Light sticks were distributed to the crowd and, towards the end, the rally speakers led them in chants of "SDP! SDP!"
On immigration, Dr Chee stressed that the PAP had got it wrong. Not only has the policy strained infrastructure, he said, but it has also diluted the Singaporean identity and caused acute stress among locals.
He questioned the Government's lack of planning for the influx of foreigners before "the floodgates were opened". He added that not having a plan to assimilate them into Singapore society - as evident from enclaves - has also "led to trouble".
He cited, as an example, the Little India riot on Dec 8, 2013, which was Singapore's worst case of violence in over 40 years. It left 49 Home Team officers injured and 23 emergency vehicles damaged.
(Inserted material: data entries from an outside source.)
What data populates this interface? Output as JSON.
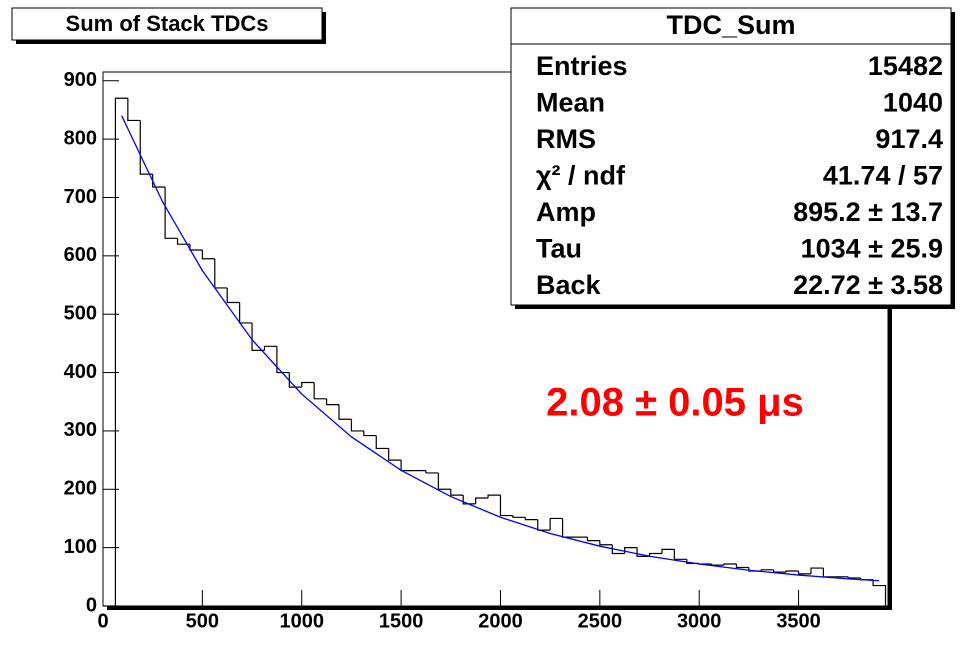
{
  "chart_data": {
    "type": "histogram",
    "title": "Sum of Stack TDCs",
    "bins": [
      0,
      62.5,
      125,
      187.5,
      250,
      312.5,
      375,
      437.5,
      500,
      562.5,
      625,
      687.5,
      750,
      812.5,
      875,
      937.5,
      1000,
      1062.5,
      1125,
      1187.5,
      1250,
      1312.5,
      1375,
      1437.5,
      1500,
      1562.5,
      1625,
      1687.5,
      1750,
      1812.5,
      1875,
      1937.5,
      2000,
      2062.5,
      2125,
      2187.5,
      2250,
      2312.5,
      2375,
      2437.5,
      2500,
      2562.5,
      2625,
      2687.5,
      2750,
      2812.5,
      2875,
      2937.5,
      3000,
      3062.5,
      3125,
      3187.5,
      3250,
      3312.5,
      3375,
      3437.5,
      3500,
      3562.5,
      3625,
      3687.5,
      3750,
      3812.5,
      3875,
      3937.5
    ],
    "values": [
      0,
      870,
      832,
      740,
      718,
      630,
      620,
      610,
      595,
      545,
      520,
      485,
      438,
      445,
      400,
      375,
      383,
      355,
      345,
      320,
      300,
      292,
      270,
      250,
      232,
      232,
      228,
      200,
      190,
      175,
      185,
      190,
      155,
      152,
      148,
      130,
      150,
      118,
      118,
      112,
      105,
      90,
      100,
      85,
      90,
      97,
      80,
      73,
      72,
      70,
      72,
      66,
      60,
      62,
      58,
      60,
      55,
      65,
      50,
      50,
      48,
      45,
      35
    ],
    "color": "#000000",
    "xlim": [
      0,
      3950
    ],
    "ylim": [
      0,
      915
    ],
    "xticks": [
      0,
      500,
      1000,
      1500,
      2000,
      2500,
      3000,
      3500
    ],
    "yticks": [
      0,
      100,
      200,
      300,
      400,
      500,
      600,
      700,
      800,
      900
    ],
    "fit": {
      "color": "#0000ff",
      "x": [
        94,
        300,
        500,
        750,
        1000,
        1250,
        1500,
        1750,
        2000,
        2250,
        2500,
        2750,
        3000,
        3250,
        3500,
        3750,
        3906
      ],
      "values": [
        840.1,
        692.5,
        574.7,
        456.2,
        363.1,
        289.9,
        232.5,
        187.5,
        152.1,
        124.3,
        102.5,
        85.3,
        71.9,
        61.3,
        53.0,
        46.5,
        43.2
      ]
    },
    "annotation": "2.08 ± 0.05 μs",
    "annotation_color": "#ff0000",
    "stats": {
      "title": "TDC_Sum",
      "rows": [
        {
          "label": "Entries",
          "value": "15482"
        },
        {
          "label": "Mean",
          "value": "1040"
        },
        {
          "label": "RMS",
          "value": "917.4"
        },
        {
          "label": "χ² / ndf",
          "value": "41.74 / 57"
        },
        {
          "label": "Amp",
          "value": "895.2 ± 13.7"
        },
        {
          "label": "Tau",
          "value": "1034 ± 25.9"
        },
        {
          "label": "Back",
          "value": "22.72 ± 3.58"
        }
      ]
    }
  }
}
Dr Chee, citing the findings of a subsequent Committee of Inquiry into the riot, said: "The lack of planning by the Government was so bad that even the police were not trained to handle the unrest."
But he stressed that the SDP is not xenophobic, calling instead for a regulated immigration policy that takes into account the quality of foreign workers, and moderates the speed they come into the country.